3
Yorum
1
Beğeni
0,0
Puan
848
Okunma

Medeniyet adına çok şeyler yazılmış ve söylenmiştir. Tabiî ki herkes kendine göre yorumlamış bu terimi. Mesela Ziya Gökalp; medeniyeti, teknik ve alet olarak söyler. O, bu tanımla maddenin saplantısında kalmıştır. Bu anlamda düşünürseniz medeniyeti, günümüzde en medeni ülke Amerika olarak çıkar karşınıza. Oysa bu ülkede ahlaksızlık, en dip noktada yüzmektedir. Kimileri medeniyeti; sanat, kültür ve madde olarak görür. Medeniyetin asıl kaynağına baktığımızda, bunu İslâm’ın potasında eritilmiş bir medeniyet olarak görürüz. Şimdi yaşadığı ülkede ve diğer ülkelerde medeniyetin İslâm olduğunu kavrayamayan bazı yobaz inanlar tarihin akışını değiştirmeye kalkışmaktadırlar. Tarihin akışını göz önüne getirdiğinizde kendilerince medeni sayılan bu insanlar, menfaatleri ellerinden gitti mi medeniliği bırakıp kuyruğuna basılmış bir hayvan gibi çığırtkanlık atmaktadırlar…
Yüce önderimiz Hz. Muhammed (sav), “Müslümanın günü, gününe denk olmamalıdır” buyurarak, asıl çizginin ne olduğunu ve nasıl hareket edilmesi gerektiğini bizlere on dört asır önce bildiriyordu. Müslüman, gününü gününe eşit tutmamak gayesiyle uyanmalıdır sabahına. Düşünün ki bir adam bir gün işte çalışıyor, eğer bu adam ertesi gün aynı işi eksiltmeden aynı hızla yaparsa yine geri kalmış demektir. Çünkü zaman mefhumu karşısında bir durağanlıktan ve yenilgiden söz edilir burada...

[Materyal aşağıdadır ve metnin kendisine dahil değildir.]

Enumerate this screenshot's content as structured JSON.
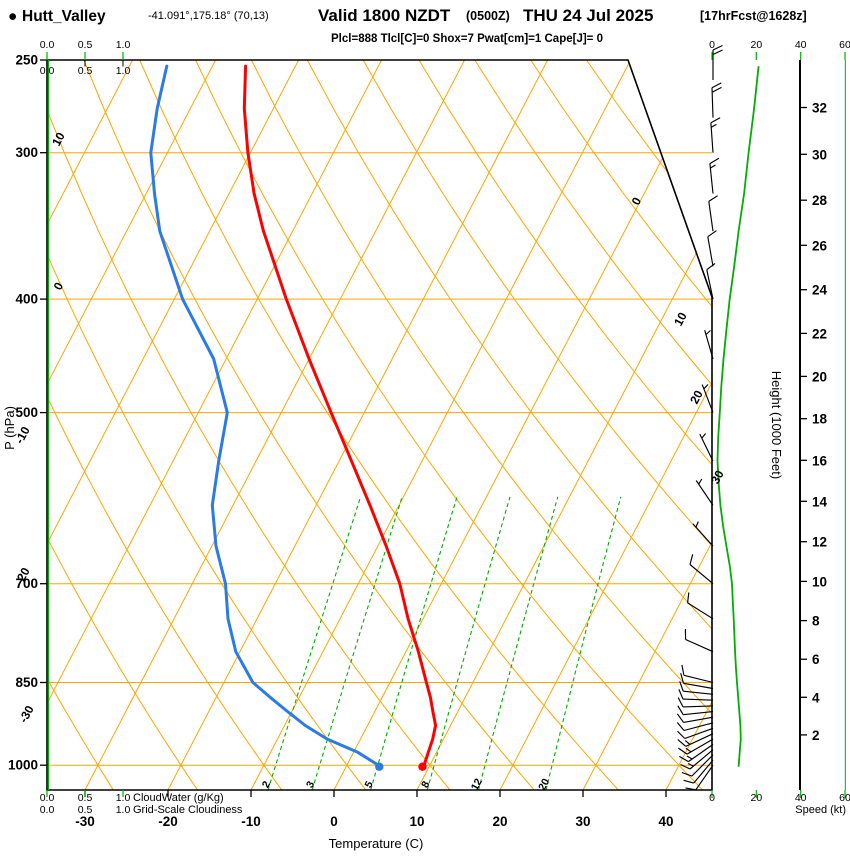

Medeniyetin atomu, molekülü ve çekirdeği ailedir. İşin garip tarafı da burada. Müslümanları çökertebilmenin en kestirme yolu ailelere vurulan darbelerdir. İslâmi kıvılcımlar, aileden parlar, yükselir ve yücelir. Kül arasında kalmış közler, oradan aydınlık saçar. Yeni bir oluş, yeni bir hayat nizamının kapısıdır aile yuvası. Seçilecek eşten alın da yaşamın her demine kadar hep aile kurmak yatar kafamızda. Evlenmeden önce hayal dünyasında yüzeriz. Kendi kendimize; “Benim alacağım kız; şu kadar zengin olmalı, şu kadar güzel olmalı, şu kadar dindar olmalı, şu kadar kariyer sahibi olmalı, şu kadar ahlaklı olmalı, şu kadar soylu soplu olmalı…” deriz. Bu isteklerin ardı arkası kesilmez. Nedense insanlarımız kendi eksikleriyle beraber kadını veya erkeği insanı kâmil mertebesine çıkarmanın yollarını düşünmezler. Gözler tüm yüksektedir, uçar da uçar. Ayaklarımız yere basmaz, aklımız bir karış havadadır.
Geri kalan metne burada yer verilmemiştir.